At RealClearPolling Sean Trende doubles down on his complaints about the vice presidential picks of both parties:
When the election is over, one side will claim that the selection was obviously correct, given that the candidate won. Someone has to win, though, so let’s do a little pre-mortem.
Let’s recall that there are a handful of things that a pick can do. It can shore up a wavering portion of the party base, as Mike Pence did for Donald Trump in 2016. It can reinforce a message, as Al Gore did for Bill Clinton in 1992. Or it can help deliver a state, as LBJ likely did for JFK in 1960.
Walz still doesn’t seem to have delivered any of this. The polling in Minnesota is roughly where it was prior to the Walz pick. This means that Harris-Walz will carry the state, but Democrats were already poised to do that. Republicans haven’t won Minnesota since 1972. If they win it this cycle, the election is already over.
Moreover, there’s an opportunity cost here. Pennsylvania has continued to be the state with the closest polling. There is a charismatic, popular governor of the state who was passed over for the nod. Vice-presidential picks can’t do much, but they can move a state a point or so. In Pennsylvania, that difference appears to be meaningful.
What about Vance? He seems to have done his job, debating Walz skillfully and carrying the MAGA flag. But he also doesn’t seem to have energized voters beyond the party faithful.
I think that Sean is missing what has, sadly, become an additional distinctively contemporary motive for picking a vice presidential candidate: impeachment insurance.

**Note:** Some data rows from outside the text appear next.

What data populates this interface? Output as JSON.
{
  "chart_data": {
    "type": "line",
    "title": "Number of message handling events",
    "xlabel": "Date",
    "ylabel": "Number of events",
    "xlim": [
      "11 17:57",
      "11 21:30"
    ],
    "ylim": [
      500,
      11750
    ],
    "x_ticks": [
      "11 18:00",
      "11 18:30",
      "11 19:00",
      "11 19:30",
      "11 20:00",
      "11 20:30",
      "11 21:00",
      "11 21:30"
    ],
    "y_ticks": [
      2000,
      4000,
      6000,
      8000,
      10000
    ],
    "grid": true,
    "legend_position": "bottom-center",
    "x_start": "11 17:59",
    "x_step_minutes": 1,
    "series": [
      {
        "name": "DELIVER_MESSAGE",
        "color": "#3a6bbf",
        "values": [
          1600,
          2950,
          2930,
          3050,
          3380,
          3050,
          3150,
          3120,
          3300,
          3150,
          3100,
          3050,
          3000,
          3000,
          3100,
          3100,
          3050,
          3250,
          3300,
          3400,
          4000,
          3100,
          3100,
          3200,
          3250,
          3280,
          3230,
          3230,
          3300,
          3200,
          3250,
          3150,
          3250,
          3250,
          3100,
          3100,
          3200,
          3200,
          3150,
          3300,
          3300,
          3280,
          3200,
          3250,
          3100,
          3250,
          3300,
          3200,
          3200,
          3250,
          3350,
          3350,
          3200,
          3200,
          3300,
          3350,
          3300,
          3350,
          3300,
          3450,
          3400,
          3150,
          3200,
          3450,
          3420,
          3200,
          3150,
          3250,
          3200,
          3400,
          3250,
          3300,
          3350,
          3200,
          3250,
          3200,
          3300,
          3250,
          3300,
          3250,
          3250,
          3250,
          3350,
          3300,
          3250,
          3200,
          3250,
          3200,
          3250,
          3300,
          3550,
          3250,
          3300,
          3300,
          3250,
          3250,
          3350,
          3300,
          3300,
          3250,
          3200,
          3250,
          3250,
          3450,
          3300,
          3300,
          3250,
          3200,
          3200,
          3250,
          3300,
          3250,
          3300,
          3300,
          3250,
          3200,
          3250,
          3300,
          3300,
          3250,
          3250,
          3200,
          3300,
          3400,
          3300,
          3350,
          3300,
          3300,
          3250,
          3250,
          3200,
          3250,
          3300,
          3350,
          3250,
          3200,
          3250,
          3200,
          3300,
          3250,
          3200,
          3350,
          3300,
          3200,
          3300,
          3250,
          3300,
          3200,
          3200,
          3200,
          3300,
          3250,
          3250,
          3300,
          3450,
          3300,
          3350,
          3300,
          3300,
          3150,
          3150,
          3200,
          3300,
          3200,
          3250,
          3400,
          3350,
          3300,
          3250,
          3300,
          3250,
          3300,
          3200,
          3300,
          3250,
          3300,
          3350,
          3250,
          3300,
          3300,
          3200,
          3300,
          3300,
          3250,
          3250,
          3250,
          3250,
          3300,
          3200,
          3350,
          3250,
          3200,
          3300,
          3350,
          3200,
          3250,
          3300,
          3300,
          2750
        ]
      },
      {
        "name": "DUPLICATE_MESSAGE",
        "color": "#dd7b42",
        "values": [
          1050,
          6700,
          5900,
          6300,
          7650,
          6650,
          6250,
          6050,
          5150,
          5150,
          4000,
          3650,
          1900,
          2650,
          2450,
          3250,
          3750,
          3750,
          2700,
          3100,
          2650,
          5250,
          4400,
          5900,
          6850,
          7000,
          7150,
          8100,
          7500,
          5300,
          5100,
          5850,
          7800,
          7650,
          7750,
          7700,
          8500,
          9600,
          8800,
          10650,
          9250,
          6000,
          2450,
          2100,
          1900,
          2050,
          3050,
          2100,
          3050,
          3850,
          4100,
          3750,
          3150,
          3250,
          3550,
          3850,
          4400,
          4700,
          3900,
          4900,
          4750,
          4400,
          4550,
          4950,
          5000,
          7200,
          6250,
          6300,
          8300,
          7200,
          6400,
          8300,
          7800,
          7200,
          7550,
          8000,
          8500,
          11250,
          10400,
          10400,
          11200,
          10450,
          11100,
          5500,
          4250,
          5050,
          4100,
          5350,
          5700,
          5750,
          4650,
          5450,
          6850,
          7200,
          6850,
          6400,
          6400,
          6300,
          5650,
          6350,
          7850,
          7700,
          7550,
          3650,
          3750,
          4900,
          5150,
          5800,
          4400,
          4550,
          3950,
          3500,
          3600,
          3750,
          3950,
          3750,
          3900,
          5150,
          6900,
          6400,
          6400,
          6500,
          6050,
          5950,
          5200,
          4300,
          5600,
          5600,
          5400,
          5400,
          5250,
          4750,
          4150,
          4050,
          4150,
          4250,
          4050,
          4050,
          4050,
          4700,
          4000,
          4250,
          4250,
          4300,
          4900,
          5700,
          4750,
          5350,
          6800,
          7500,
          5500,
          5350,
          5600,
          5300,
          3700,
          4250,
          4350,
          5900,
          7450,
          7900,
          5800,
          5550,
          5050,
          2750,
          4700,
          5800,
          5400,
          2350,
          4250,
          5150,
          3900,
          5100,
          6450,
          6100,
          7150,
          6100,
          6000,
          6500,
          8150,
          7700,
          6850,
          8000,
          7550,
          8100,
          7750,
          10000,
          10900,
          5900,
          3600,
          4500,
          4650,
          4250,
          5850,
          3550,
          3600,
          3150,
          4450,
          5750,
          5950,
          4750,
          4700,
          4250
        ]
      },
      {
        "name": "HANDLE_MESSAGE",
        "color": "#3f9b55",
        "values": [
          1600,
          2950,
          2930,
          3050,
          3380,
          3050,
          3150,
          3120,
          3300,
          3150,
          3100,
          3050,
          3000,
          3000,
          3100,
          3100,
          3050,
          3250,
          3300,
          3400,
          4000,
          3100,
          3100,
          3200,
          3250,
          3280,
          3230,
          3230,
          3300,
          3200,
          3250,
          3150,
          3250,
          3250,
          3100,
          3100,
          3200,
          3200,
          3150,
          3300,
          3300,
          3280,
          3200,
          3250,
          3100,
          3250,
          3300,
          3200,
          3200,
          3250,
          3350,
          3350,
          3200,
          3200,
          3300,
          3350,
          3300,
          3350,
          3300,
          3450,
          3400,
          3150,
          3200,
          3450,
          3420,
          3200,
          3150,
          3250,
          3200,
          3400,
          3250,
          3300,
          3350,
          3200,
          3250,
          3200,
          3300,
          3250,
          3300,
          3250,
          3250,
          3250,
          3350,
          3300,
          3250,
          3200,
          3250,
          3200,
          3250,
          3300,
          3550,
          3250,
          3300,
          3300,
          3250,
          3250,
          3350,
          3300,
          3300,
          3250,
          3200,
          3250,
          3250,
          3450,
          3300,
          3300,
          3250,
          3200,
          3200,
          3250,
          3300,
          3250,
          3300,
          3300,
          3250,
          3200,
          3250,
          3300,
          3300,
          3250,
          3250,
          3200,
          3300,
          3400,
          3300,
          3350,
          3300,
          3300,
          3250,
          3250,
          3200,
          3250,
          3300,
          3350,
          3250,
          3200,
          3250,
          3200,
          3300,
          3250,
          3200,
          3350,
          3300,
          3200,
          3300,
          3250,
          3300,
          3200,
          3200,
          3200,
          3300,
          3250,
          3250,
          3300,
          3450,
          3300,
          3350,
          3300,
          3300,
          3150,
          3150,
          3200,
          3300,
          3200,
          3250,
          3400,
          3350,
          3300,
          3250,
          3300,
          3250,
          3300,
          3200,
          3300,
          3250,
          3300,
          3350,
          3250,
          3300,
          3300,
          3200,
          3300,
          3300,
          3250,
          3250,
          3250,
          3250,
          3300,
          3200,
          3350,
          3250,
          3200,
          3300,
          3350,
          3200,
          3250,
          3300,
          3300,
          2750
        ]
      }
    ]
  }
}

Don’t like the president? Would you like the vice president better? No—impeachment may not be a good choice.
I don’t think that’s the only reason that Joe Biden picked Kamala Harris for his vice president. He had promised to pick a “woman of color”. But Kamala Harris was not the only possible pick. However, she was clearly the most assertively progressive candidate he could pick. She didn’t help Biden carry a state or “shore up” a wavering part of the base. To the extent that she “reinforced a message” that message was clearly identity politics. Did that need reinforcement? I don’t think so.
However, she did discourage Republicans from pursuing impeachment proceedings against President Biden. It’s hard not to think that the choice was deliberate.
Now consider the vice presidential picks in that light. Republicans, would you prefer Tim Walz as president over Kamala Harris? I don’t so. Democrats, would you prefer J. D. Vance over Donald Trump. I doubt that even more.
I liked Shapiro better but he has faced a recent scandal involving one of his aides which i think scared them off.
“However, she did discourage Republicans from pursuing impeachment proceedings against President Biden.”
I think they would have rather run up against her until it became clear Biden was deteriorating so I dont think that stopped them. I think the bigger issue is that all of their star witnesses against Biden kept folding so they really didnt have a case.
Steve
I don’t know that Biden promised to select a woman of color. He promised to select a woman, and following the George Floyd protests there were public calls from Democratic activists for that woman to be black. Jim Clyburn said after the pick that he privately encouraged Biden to pick a black woman several times. Biden said that there were four black women on his list. By the end, the NYTimes said there were two in the final four.
“Ms. Harris was one of four finalists for the job, along with Senator Elizabeth Warren of Massachusetts, Gov. Gretchen Whitmer of Michigan and Susan E. Rice, the former national security adviser. But in the eyes of Mr. Biden and his advisers, Ms. Harris alone covered every one of their essential political needs.”
https://archive.ph/n12XY
I think there was a bit of historical revisionism that viewed Harris as the only logical choice in retrospect and for party activists to take credit for pressuring Biden to select a woman of color as a means of claiming power.
“Mr. Biden’s instincts were not destined to lead him to Ms. Harris: He and members of his family had long expressed discomfort with the way she attacked him at a Democratic primary debate, and his political advisers remembered well the seemingly constant dysfunction of her presidential campaign.
“There was a particular distrust in the Biden camp for the sharp-elbowed California operatives with whom Ms. Harris has long surrounded herself, fearing that they might seek to undermine Mr. Biden in office to clear the way for Ms. Harris in 2024.
“Yet no other candidate scored as highly with Mr. Biden’s selection committee on so many of their core criteria for choosing a running mate, including her ability to help Mr. Biden win in November, her strength as a debater, her qualifications for governing and the racial diversity she would bring to the ticket. No other candidate seemed to match the political moment better.”
I don’t know if VPs are selected as insurance, but Presidents don’t want a running mate that’s too ambitious, too independent or potentially going to overshadow the top of the ticket.
If Harris was “impeachment insurance,” then what in Holy Hell is Walz?!
I doubt that Trump thinks that anyone could possibly overshadow him.
Trump has acted quickly in the past to fire or clamp down on people who drew attention away from him. I doubt he believes anyone is smarter or better than him but I think he sensitive about being the center of attention.